I'm trying to understand the t-test, and don't quite understand the differences I'm seeing between t-statistic and number of standard deviations between means for a Gaussian random variable, if the number of samples is large.
Let's say I have two populations $x_1$ and $x_2$ each with an assumed normal distribution of roughly equal variance, and I obtain $N=100$ samples from each population, where the sample statistics are $\bar{x}_1=10.44, \bar{x}_2=12.01, \sigma_{x1} = 1.33, \sigma_{x2} = 1.49$.
I want to know my confidence level that the population mean of $x_2$ is greater than the population mean of $x_1$.
Applying the t-test gives me
$$ t=\frac{\bar{x}_2-\bar{x}_1}{\sqrt{\frac{\sigma_{x1}{}^2+\sigma_{x2}{}^2}{N}}} = 7.860816 $$
I'm computing a probability of about $10^{-13}$ from using scipy's survival function scipy.stats.t.sf (= 1 - CDF):
>>> import scipy.stats
>>> scipy.stats.t.sf(7.860816, 198)
1.1995112158126528e-13
It looks like $t$ could also be considered a normalized version of $v = x_2 - x_1$ where $\bar{v} = \bar{x}_2 - \bar{x}_1$ and $\sigma_{v} = \sqrt{\sigma_1{}^2+\sigma_2{}^2}$:
$$t = \frac{\bar{v}}{\sigma_{v}\sqrt{N}}$$
namely that $t$ is equivalent to the random variable $v = x_2 - x_1$ normalized by its standard deviation and by the square root of the number of samples, so that I would expect $\sigma_t \approx 1$ if I ran lots of these tests. (This neglects the fact that the sample statistics have variation, which I think is the difference.)

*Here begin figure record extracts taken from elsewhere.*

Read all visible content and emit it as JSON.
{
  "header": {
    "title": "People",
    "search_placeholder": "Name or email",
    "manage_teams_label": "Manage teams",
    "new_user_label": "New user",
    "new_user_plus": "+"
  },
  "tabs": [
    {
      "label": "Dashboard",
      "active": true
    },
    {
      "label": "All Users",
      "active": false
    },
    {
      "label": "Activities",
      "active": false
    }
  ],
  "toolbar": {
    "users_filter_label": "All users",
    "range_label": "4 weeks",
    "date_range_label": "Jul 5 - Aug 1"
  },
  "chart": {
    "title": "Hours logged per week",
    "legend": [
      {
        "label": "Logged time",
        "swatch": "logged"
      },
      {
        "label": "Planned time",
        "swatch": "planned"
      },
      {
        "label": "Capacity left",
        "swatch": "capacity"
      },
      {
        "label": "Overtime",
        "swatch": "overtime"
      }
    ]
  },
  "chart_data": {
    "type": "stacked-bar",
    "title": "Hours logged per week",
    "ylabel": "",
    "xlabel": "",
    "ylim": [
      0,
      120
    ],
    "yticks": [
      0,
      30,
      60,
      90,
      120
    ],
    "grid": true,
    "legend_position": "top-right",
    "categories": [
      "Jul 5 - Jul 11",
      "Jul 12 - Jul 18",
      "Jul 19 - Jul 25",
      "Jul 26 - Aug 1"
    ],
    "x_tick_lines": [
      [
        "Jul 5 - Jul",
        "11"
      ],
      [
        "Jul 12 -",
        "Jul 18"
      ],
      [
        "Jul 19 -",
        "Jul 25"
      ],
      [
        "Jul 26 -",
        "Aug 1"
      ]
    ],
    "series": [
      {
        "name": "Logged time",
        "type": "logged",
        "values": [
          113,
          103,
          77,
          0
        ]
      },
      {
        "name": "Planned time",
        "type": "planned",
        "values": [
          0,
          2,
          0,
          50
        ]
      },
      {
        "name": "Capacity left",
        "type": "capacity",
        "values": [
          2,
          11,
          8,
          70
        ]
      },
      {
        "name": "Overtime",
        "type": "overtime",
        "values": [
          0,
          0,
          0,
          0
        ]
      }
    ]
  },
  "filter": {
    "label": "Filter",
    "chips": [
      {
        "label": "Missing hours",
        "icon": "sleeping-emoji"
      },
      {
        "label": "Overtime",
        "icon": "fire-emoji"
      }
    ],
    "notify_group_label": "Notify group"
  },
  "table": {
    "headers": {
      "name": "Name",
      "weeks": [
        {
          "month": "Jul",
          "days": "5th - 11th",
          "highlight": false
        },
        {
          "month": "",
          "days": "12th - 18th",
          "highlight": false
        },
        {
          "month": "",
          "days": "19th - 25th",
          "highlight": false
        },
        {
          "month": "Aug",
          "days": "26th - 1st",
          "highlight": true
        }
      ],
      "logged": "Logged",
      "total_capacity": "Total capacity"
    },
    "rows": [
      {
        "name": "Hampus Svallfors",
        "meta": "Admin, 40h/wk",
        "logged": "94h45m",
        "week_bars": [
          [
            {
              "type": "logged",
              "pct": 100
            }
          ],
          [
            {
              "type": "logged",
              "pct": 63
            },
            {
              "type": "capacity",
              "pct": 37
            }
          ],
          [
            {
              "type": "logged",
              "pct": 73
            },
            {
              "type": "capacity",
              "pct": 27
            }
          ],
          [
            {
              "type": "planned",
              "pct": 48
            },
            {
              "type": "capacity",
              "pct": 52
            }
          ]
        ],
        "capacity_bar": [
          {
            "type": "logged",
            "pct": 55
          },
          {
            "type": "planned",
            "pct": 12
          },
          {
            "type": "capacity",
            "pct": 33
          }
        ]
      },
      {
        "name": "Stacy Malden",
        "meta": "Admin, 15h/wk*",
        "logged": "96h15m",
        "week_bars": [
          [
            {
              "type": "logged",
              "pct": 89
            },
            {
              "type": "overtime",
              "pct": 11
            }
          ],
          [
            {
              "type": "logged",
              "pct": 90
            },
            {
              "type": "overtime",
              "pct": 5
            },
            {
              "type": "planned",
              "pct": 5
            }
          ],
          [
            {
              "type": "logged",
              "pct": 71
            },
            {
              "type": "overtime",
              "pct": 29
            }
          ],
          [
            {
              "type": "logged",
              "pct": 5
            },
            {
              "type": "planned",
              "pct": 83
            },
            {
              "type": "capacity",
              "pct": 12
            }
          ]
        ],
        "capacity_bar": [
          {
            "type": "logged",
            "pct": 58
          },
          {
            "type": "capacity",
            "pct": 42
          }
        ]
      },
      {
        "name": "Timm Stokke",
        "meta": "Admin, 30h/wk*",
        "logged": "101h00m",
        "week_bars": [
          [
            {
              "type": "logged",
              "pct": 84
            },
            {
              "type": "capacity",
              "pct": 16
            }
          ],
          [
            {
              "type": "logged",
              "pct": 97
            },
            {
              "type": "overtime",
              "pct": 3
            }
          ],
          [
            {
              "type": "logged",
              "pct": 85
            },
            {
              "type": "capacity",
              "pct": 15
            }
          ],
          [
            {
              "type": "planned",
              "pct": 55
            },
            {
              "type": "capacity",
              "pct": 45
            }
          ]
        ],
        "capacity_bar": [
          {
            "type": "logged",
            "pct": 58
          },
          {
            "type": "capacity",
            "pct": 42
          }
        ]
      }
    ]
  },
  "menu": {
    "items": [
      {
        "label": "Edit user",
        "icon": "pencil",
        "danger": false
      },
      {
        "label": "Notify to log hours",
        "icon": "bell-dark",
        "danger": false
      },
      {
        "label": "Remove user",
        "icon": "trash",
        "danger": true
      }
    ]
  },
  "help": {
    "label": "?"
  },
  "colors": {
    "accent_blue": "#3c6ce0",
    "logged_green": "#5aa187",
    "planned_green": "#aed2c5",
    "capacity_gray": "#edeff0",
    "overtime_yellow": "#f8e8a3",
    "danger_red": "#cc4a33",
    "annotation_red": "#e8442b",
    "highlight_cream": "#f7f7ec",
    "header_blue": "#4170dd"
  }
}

And the probability of $t<0$ (my hypothesis about the relative values of the population means) should therefore be around the ballpark of scipy.norm.sf(7.860816):
>>> scipy.stats.norm.sf(7.860816)
1.9081952314663672e-15
But this is about a factor of 63 smaller than the probability computed from the t-distribution. Is this really supposed to be that big a difference for large $N$?